When advice regarding how to address a NOV or NOE was not taken, and how it affects the company.
When I was an inspector for the TCEQ-predecessor agency (TNRCC), I was involved in a three-branched inspection. A company had three facilities located in different parts of the region all doing the same type of business. A fellow inspector went to the first facility (which I will refer to as Facility A) and found significant violations. Upon return to the office, management made the decision to inspect the remaining two local branches the following day.

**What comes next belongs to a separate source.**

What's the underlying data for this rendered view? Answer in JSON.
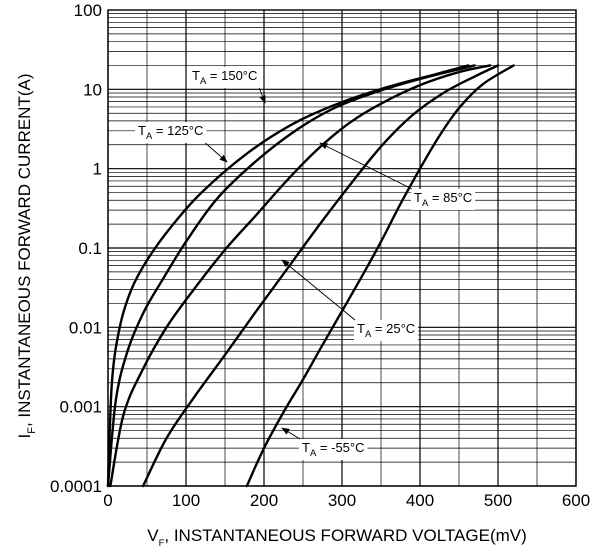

I was one of the inspectors dispatched (which I will refer to as Facility C). The other inspector went to the remaining site (Facility B). As all three facilities were handling hazardous waste in significantly non-compliant methods, all three were issued Notices of Enforcement (NOEs). To make the case easier for the company owners, the three independent cases were rolled into one large case. Immediately, the company engaged a large law firm from Pennsylvania, handled by three lawyers, to attend all conference calls from the three inspectors. No site level staff were included, as a decision by the company.

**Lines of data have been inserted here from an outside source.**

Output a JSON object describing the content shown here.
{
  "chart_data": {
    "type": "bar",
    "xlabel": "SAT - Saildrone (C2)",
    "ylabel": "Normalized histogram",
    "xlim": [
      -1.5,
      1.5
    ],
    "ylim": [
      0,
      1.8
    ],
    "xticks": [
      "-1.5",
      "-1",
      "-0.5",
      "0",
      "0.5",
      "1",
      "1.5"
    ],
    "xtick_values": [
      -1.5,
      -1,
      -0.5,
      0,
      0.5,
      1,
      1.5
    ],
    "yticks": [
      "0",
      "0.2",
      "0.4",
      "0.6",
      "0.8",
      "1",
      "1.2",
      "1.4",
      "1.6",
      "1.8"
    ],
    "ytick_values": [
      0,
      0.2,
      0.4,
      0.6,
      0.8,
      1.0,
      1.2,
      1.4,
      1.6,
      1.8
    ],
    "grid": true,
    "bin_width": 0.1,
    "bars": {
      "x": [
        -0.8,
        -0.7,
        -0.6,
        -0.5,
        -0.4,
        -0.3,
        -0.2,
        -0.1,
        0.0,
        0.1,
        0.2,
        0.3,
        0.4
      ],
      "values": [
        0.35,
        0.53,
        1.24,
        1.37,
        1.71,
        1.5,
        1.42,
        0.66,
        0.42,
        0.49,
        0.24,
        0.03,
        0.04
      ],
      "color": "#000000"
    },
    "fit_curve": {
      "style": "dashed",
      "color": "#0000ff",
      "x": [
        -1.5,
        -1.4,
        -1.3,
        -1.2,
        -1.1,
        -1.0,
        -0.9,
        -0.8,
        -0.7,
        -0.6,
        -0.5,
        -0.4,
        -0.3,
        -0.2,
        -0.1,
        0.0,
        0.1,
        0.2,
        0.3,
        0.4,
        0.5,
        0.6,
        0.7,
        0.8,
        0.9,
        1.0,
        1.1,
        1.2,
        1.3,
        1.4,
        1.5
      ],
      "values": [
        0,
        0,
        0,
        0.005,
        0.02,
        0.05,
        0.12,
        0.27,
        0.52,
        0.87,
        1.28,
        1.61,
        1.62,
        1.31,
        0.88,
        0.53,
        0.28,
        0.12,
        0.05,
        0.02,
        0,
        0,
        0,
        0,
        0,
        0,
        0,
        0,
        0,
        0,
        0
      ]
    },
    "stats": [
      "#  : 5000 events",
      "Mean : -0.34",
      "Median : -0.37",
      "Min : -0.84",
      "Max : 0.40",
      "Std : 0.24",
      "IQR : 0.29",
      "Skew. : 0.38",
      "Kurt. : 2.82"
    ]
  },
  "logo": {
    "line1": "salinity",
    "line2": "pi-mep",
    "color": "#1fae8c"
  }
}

For weeks (time usually granted by the agency to allow the sites time to correct violations and implement process changes), the company instead decided to use the time to fight the inspectors, hoping we would retract all of the violations. None were retracted. After several months, the automatic time period to re-visit the sites arrived. All three sites were re-inspected. All original violations were re-issued, as none had been addressed, and several more, new violations were added. A second layer of Enforcement Action was added to the first and all fines rose exponentially. As resources were always scarce in regional offices, I was chosen to take the lead on the combined three-facility case and be the inspector-representative for the conference calls. For six more months, conference calls were held, not only with the three attorneys in Pennsylvania, but the company decided to add two more from a firm in New York. Again, their strategy was to argue for retraction of violations, while the actual violations remained unresolved. After the next time frame for automatic re-visitation of the sites triggered, I again re-investigated the sites. A new environmental manager (technical staff) had been hired in the interim. He expressed tearful concern that he would lose his job if more violations were issued from my inspection. I explained that there would be more coming as the original violations were still active and collecting fines.
He finally asked the correct question, “What can I do to make this stop?” The answer was to address the violations and implement measures of process change. I remember his words to this day, “That’s all?!” My answer, “That’s all.”

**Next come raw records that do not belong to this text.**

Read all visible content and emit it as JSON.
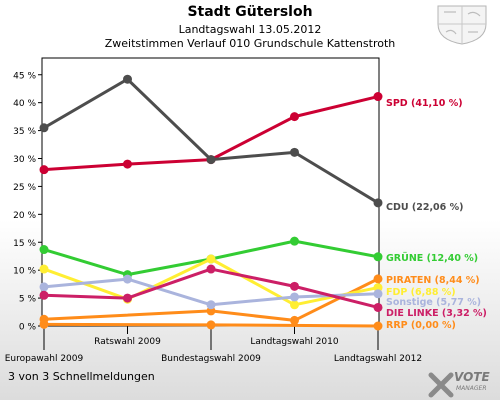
{
  "header": {
    "title": "Stadt Gütersloh",
    "subtitle": "Landtagswahl 13.05.2012",
    "subtitle2": "Zweitstimmen Verlauf 010 Grundschule Kattenstroth"
  },
  "footer": {
    "text": "3 von 3 Schnellmeldungen"
  },
  "logo": {
    "main": "VOTE",
    "sub": "MANAGER"
  },
  "chart_data": {
    "type": "line",
    "title": "Stadt Gütersloh",
    "categories": [
      "Europawahl 2009",
      "Ratswahl 2009",
      "Bundestagswahl 2009",
      "Landtagswahl 2010",
      "Landtagswahl 2012"
    ],
    "y_ticks": [
      "0 %",
      "5 %",
      "10 %",
      "15 %",
      "20 %",
      "25 %",
      "30 %",
      "35 %",
      "40 %",
      "45 %"
    ],
    "ylim": [
      0,
      48
    ],
    "grid": false,
    "series": [
      {
        "name": "SPD",
        "end_label": "SPD (41,10 %)",
        "color": "#cc0033",
        "values": [
          28.0,
          29.0,
          29.8,
          37.5,
          41.1
        ]
      },
      {
        "name": "CDU",
        "end_label": "CDU (22,06 %)",
        "color": "#4d4d4d",
        "values": [
          35.5,
          44.2,
          29.8,
          31.1,
          22.06
        ]
      },
      {
        "name": "GRÜNE",
        "end_label": "GRÜNE (12,40 %)",
        "color": "#33cc33",
        "values": [
          13.7,
          9.2,
          12.0,
          15.2,
          12.4
        ]
      },
      {
        "name": "PIRATEN",
        "end_label": "PIRATEN (8,44 %)",
        "color": "#ff8c1a",
        "values": [
          1.2,
          null,
          2.7,
          1.0,
          8.44
        ]
      },
      {
        "name": "FDP",
        "end_label": "FDP (6,88 %)",
        "color": "#ffee33",
        "values": [
          10.2,
          4.8,
          12.0,
          3.8,
          6.88
        ]
      },
      {
        "name": "Sonstige",
        "end_label": "Sonstige (5,77 %)",
        "color": "#aab4dd",
        "values": [
          7.0,
          8.4,
          3.8,
          5.2,
          5.77
        ]
      },
      {
        "name": "DIE LINKE",
        "end_label": "DIE LINKE (3,32 %)",
        "color": "#cc1f66",
        "values": [
          5.5,
          5.0,
          10.2,
          7.1,
          3.32
        ]
      },
      {
        "name": "RRP",
        "end_label": "RRP (0,00 %)",
        "color": "#ff8c1a",
        "values": [
          0.3,
          null,
          0.2,
          null,
          0.0
        ]
      }
    ]
  }
}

Immediately, as we sat in his office, he went violation by violation and described his thoughts for permanent solutions for compliance. I advised him to put it in writing, then into action, and submit it to my office. Within the month, all violations were resolved and the case was closed. He later revealed to me that over six million dollars had been spent on legal invoices and fines, but that correcting the issues had cost him less than $500. This facility had handled the case in exactly the wrong way, yet I saw this pattern repeated throughout my government career and later in my private industry career. Remember, the TCEQ and EPA are much more interested in having the violations corrected and process changes implemented with management endorsement, than in collecting fines.